OR21-03 Determining Novel Therapeutic Targets Using an in Vitro Model of TRb Tumor Suppression in Anaplastic Thyroid Cancer

Abstract

Anaplastic thyroid cancer (ATC) is one of the most lethal endocrine cancers, with an average survival time of six months after diagnosis. These aggressive tumors are characterized by rapid local extension, distant metastasis, and resistance to radioactive iodine therapy and mainstream chemotherapy. There are very limited treatment options for this aggressive form of thyroid cancer, highlighting a need for a deeper understanding of its mechanisms for development of more effective therapies. Loss of expression of the thyroid hormone receptor beta (TRβ) via epigenetic silencing is common amongst solid tumors, including ATC. Despite its recognized role as a tumor suppressor, the mechanisms underlying TRβ tumor suppressor activity remain uncharacterized. We previously created a stable ATC cell line with constitutive re-expression of TRβ (SW-TRβ). These stable cells exhibit a slower baseline growth rate than both the corresponding parental cell line (SW1736) and the stable empty vector control cell line (SW-EV). Since the effects of thyroid hormone treatment on the growth of cancer cells remain unclear, we investigated changes in growth rates of these cells in response to hormone treatment (triiodothyronine (T3) 10-8M). While T3 had no effect on SW-EV cells, the addition of hormone significantly slowed the growth of the SW-TRβ cells after two days. With longer exposure to T3 (five days), the SW-TRβ cells exhibited an apoptotic phenotype. We confirmed that the observed cell death was due to induction of apoptosis by assessing caspase 3 cleavage by immunoblot. The parental SW1736 cell line harbors a deleterious p53 truncating mutation, which is maintained in our stable cell lines. Therefore, we hypothesize that this T3-induced apoptosis is occurring through an alternate, p53-independent, signaling pathway. This prompted us to examine RNA-seq data obtained from these cell lines under similar conditions to identify potential regulators of this response.
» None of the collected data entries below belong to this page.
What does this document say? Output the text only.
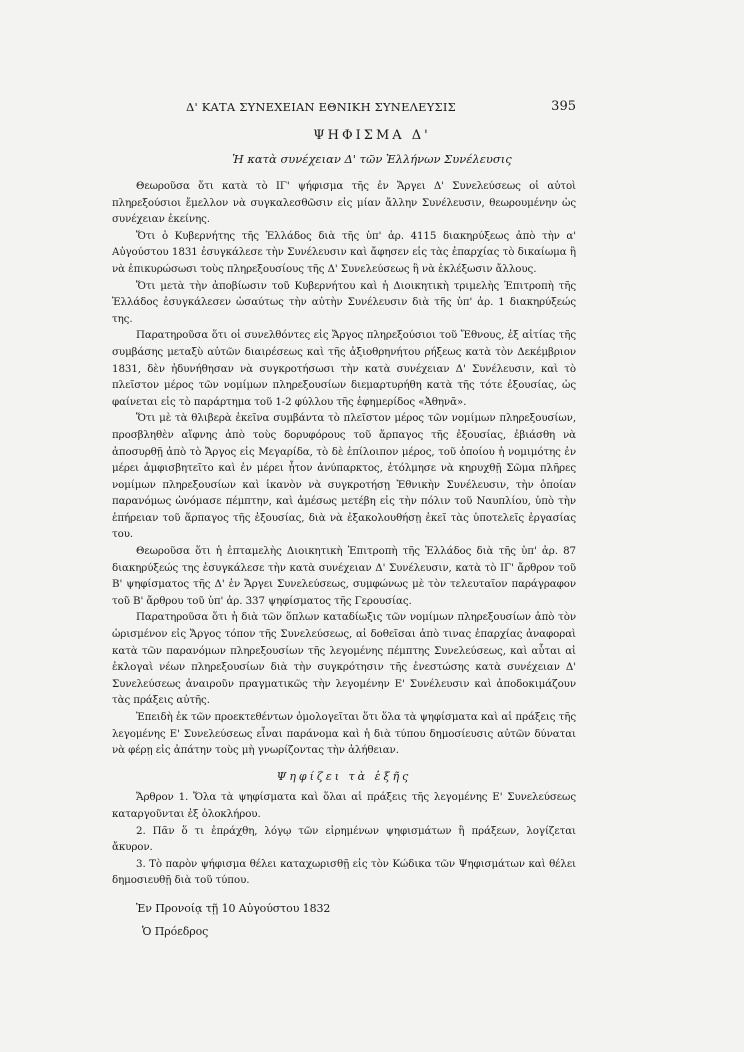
Δ' ΚΑΤΑ ΣΥΝΕΧΕΙΑΝ ΕΘΝΙΚΗ ΣΥΝΕΛΕΥΣΙΣ	395
ΨΗΦΙΣΜΑ Δ'
Ἡ κατὰ συνέχειαν Δ' τῶν Ἑλλήνων Συνέλευσις

Θεωροῦσα ὅτι κατὰ τὸ ΙΓ' ψήφισμα τῆς ἐν Ἄργει Δ' Συνελεύσεως οἱ αὐτοὶ πληρεξούσιοι ἔμελλον νὰ συγκαλεσθῶσιν εἰς μίαν ἄλλην Συνέλευσιν, θεωρουμένην ὡς συνέχειαν ἐκείνης.

Ὅτι ὁ Κυβερνήτης τῆς Ἑλλάδος διὰ τῆς ὑπ' ἀρ. 4115 διακηρύξεως ἀπὸ τὴν α' Αὐγούστου 1831 ἐσυγκάλεσε τὴν Συνέλευσιν καὶ ἄφησεν εἰς τὰς ἐπαρχίας τὸ δικαίωμα ἢ νὰ ἐπικυρώσωσι τοὺς πληρεξουσίους τῆς Δ' Συνελεύσεως ἢ νὰ ἐκλέξωσιν ἄλλους.

Ὅτι μετὰ τὴν ἀποβίωσιν τοῦ Κυβερνήτου καὶ ἡ Διοικητικὴ τριμελὴς Ἐπιτροπὴ τῆς Ἑλλάδος ἐσυγκάλεσεν ὡσαύτως τὴν αὐτὴν Συνέλευσιν διὰ τῆς ὑπ' ἀρ. 1 διακηρύξεώς της.

Παρατηροῦσα ὅτι οἱ συνελθόντες εἰς Ἄργος πληρεξούσιοι τοῦ Ἔθνους, ἐξ αἰτίας τῆς συμβάσης μεταξὺ αὐτῶν διαιρέσεως καὶ τῆς ἀξιοθρηνήτου ρήξεως κατὰ τὸν Δεκέμβριον 1831, δὲν ἠδυνήθησαν νὰ συγκροτήσωσι τὴν κατὰ συνέχειαν Δ' Συνέλευσιν, καὶ τὸ πλεῖστον μέρος τῶν νομίμων πληρεξουσίων διεμαρτυρήθη κατὰ τῆς τότε ἐξουσίας, ὡς φαίνεται εἰς τὸ παράρτημα τοῦ 1-2 φύλλου τῆς ἐφημερίδος «Ἀθηνᾶ».

Ὅτι μὲ τὰ θλιβερὰ ἐκεῖνα συμβάντα τὸ πλεῖστον μέρος τῶν νομίμων πληρεξουσίων, προσβληθὲν αἴφνης ἀπὸ τοὺς δορυφόρους τοῦ ἅρπαγος τῆς ἐξουσίας, ἐβιάσθη νὰ ἀποσυρθῇ ἀπὸ τὸ Ἄργος εἰς Μεγαρίδα, τὸ δὲ ἐπίλοιπον μέρος, τοῦ ὁποίου ἡ νομιμότης ἐν μέρει ἀμφισβητεῖτο καὶ ἐν μέρει ἦτον ἀνύπαρκτος, ἐτόλμησε νὰ κηρυχθῇ Σῶμα πλῆρες νομίμων πληρεξουσίων καὶ ἱκανὸν νὰ συγκροτήσῃ Ἐθνικὴν Συνέλευσιν, τὴν ὁποίαν παρανόμως ὠνόμασε πέμπτην, καὶ ἀμέσως μετέβη εἰς τὴν πόλιν τοῦ Ναυπλίου, ὑπὸ τὴν ἐπήρειαν τοῦ ἅρπαγος τῆς ἐξουσίας, διὰ νὰ ἐξακολουθήσῃ ἐκεῖ τὰς ὑποτελεῖς ἐργασίας του.

Θεωροῦσα ὅτι ἡ ἐπταμελὴς Διοικητικὴ Ἐπιτροπὴ τῆς Ἑλλάδος διὰ τῆς ὑπ' ἀρ. 87 διακηρύξεώς της ἐσυγκάλεσε τὴν κατὰ συνέχειαν Δ' Συνέλευσιν, κατὰ τὸ ΙΓ' ἄρθρον τοῦ Β' ψηφίσματος τῆς Δ' ἐν Ἄργει Συνελεύσεως, συμφώνως μὲ τὸν τελευταῖον παράγραφον τοῦ Β' ἄρθρου τοῦ ὑπ' ἀρ. 337 ψηφίσματος τῆς Γερουσίας.

Παρατηροῦσα ὅτι ἡ διὰ τῶν ὅπλων καταδίωξις τῶν νομίμων πληρεξουσίων ἀπὸ τὸν ὡρισμένον εἰς Ἄργος τόπον τῆς Συνελεύσεως, αἱ δοθεῖσαι ἀπὸ τινας ἐπαρχίας ἀναφοραὶ κατὰ τῶν παρανόμων πληρεξουσίων τῆς λεγομένης πέμπτης Συνελεύσεως, καὶ αὗται αἱ ἐκλογαὶ νέων πληρεξουσίων διὰ τὴν συγκρότησιν τῆς ἐνεστώσης κατὰ συνέχειαν Δ' Συνελεύσεως ἀναιροῦν πραγματικῶς τὴν λεγομένην Ε' Συνέλευσιν καὶ ἀποδοκιμάζουν τὰς πράξεις αὐτῆς.

Ἐπειδὴ ἐκ τῶν προεκτεθέντων ὁμολογεῖται ὅτι ὅλα τὰ ψηφίσματα καὶ αἱ πράξεις τῆς λεγομένης Ε' Συνελεύσεως εἶναι παράνομα καὶ ἡ διὰ τύπου δημοσίευσις αὐτῶν δύναται νὰ φέρῃ εἰς ἀπάτην τοὺς μὴ γνωρίζοντας τὴν ἀλήθειαν.

Ψηφίζει τὰ ἑξῆς

Ἄρθρον 1. Ὅλα τὰ ψηφίσματα καὶ ὅλαι αἱ πράξεις τῆς λεγομένης Ε' Συνελεύσεως καταργοῦνται ἐξ ὁλοκλήρου.

2. Πᾶν ὅ τι ἐπράχθη, λόγῳ τῶν εἰρημένων ψηφισμάτων ἢ πράξεων, λογίζεται ἄκυρον.

3. Τὸ παρὸν ψήφισμα θέλει καταχωρισθῇ εἰς τὸν Κώδικα τῶν Ψηφισμάτων καὶ θέλει δημοσιευθῇ διὰ τοῦ τύπου.

Ἐν Προνοίᾳ τῇ 10 Αὐγούστου 1832

Ὁ Πρόεδρος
Interestingly, pathway analysis revealed decreased CDK4/6-mediated cell cycle progression and activation of JAK1/STAT1 signaling upon T3 treatment. These are novel mechanisms by which activation of T3-TRβ signaling can slow tumor growth and promote apoptosis in p53-deficient cancer cells. Furthermore, these pathways represent novel therapeutic targets specifically for ATC with potential high impact clinical applications.